11 comments to It’s Good to Laugh

  • Since64

    And hearty congrats to our favorite pitcher, Bartolo Colon, who passed Juan Marichal for the most wins by a Dominican. I wish he could have done it in a Mets uniform. Heart, humility and timelessness are his ethic. He can do it all and I hope he does. Next stop Dennis Martinez.

  • Dave

    Called it a night in the 7th with the Mets up 4-1 and had a dream I believe shortly before waking up this morning that I got up to check the final score while feeding the cats (always my first obligation of the day) to find they won 17-14. At least on one side of the score, I wasn’t too far off.

    Next up, Jason Vargas pitching in Colorado. Gulp.

  • LeClerc

    DeGrom providing the best pitching in major league baseball. If the dum-dum crew can rustle up some runs for him, he’ll beat Scherzer for the Cy Young Award.

    Nimmo is now an everyday player. If he isn’t – who is ?

    So when and if Yo-Yo comes back, that pushes Bruce to 1B or the bench. If Jay beats Dom to the Mendoza line, Mr. “I don’t chase results” will be riding the pine.

  • Gil

    Everything went our way, even a wild ‘out of the basepaths’ call. Nimmo is electric. So much fun to watch, and seems to be such a solid citizen. Agree with ‘since64’ on Bartolo. He’s one of the few major leaguers I follow outside of the Mets. What a career and a tremendous milestone for him to achieve. It wouldn’t surprise me if he has more in the tank.

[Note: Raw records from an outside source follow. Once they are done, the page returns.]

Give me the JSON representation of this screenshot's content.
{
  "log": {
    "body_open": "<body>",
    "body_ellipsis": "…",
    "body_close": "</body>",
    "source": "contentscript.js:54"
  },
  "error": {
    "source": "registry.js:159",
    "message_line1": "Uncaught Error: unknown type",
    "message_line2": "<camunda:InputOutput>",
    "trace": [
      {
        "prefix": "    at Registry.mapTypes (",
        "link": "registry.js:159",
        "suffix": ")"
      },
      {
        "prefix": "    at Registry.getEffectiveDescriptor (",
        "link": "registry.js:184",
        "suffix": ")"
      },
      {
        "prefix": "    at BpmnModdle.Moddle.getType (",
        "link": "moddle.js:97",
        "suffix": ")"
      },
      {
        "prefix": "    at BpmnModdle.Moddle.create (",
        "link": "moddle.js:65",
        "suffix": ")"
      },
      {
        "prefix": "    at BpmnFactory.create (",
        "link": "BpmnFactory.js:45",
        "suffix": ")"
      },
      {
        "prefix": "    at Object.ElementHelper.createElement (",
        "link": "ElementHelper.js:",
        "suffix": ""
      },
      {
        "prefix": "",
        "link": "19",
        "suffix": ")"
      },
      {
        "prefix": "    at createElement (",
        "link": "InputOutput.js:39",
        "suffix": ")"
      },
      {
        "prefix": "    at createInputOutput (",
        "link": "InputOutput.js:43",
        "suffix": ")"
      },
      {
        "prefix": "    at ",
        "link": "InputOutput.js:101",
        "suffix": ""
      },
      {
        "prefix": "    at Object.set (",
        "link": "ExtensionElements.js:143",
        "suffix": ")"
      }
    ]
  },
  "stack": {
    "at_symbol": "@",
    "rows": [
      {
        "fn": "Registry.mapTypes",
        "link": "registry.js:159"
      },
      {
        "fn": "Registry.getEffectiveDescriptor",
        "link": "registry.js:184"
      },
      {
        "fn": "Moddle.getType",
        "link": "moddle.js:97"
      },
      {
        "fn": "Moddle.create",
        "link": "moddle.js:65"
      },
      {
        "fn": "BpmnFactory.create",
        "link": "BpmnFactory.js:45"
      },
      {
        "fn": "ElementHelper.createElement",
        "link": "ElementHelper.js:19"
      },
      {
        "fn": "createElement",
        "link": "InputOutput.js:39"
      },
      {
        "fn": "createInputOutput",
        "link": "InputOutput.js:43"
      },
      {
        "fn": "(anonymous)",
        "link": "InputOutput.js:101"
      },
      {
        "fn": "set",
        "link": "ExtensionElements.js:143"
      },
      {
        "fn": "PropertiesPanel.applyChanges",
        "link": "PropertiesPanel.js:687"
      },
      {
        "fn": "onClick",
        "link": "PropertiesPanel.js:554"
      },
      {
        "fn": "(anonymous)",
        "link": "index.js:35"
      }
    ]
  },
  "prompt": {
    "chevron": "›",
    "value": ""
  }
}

Cap tipped to ‘ol Don Bartolo.
    LGM!

  • mikeL

    yup, congrats to bart. also wish he was still
    a met instead of supposed older vet innings eater vargas.
    he would have been a fine santa to nimmo’s rudolf,

    would there even be DOUBT that nimmo is a major leager had the mets not signed bruce??

    nimmo of as many HRs in 10 innings of ball as bruce all season?

    nimmo who’s lately doing a fine approximation of yo’s former impactfulness?

    i loved steve gelb’s interview with the senior nimmo. dad is thoughtfully revealing, intelligent and warm.

    may brandon be THIS season’s wilmer and mark the trajectory out of the deep hole the mets have dug…or at least make the season fun again.

    i slept through the later innings, woke up to watch the laugher’s last out or two…so no venom today for bad defense ;0]

    LGM.

  • JerseyJack

    so, has another Met had an inside-the-park HR & a standard HR in the same game ?? I’m sure someone knows…

    • Pagan in 2009 (the unassisted triple play game), Bogar in 1993 (Bobby Jones’s MLB debut), Straw in ’84 and Richie Ashburn in ’62. Angel and Whitey, like Smiley Man, hit their ITPHRs as leadoff hitters.

  • I don’t have much to say when the Mets play well. Too busy enjoying it!

  • JerseyJack

    A very limited club , indeed ….

  • mikeL

    wow i totally forgot that pagan did all of that in the same game.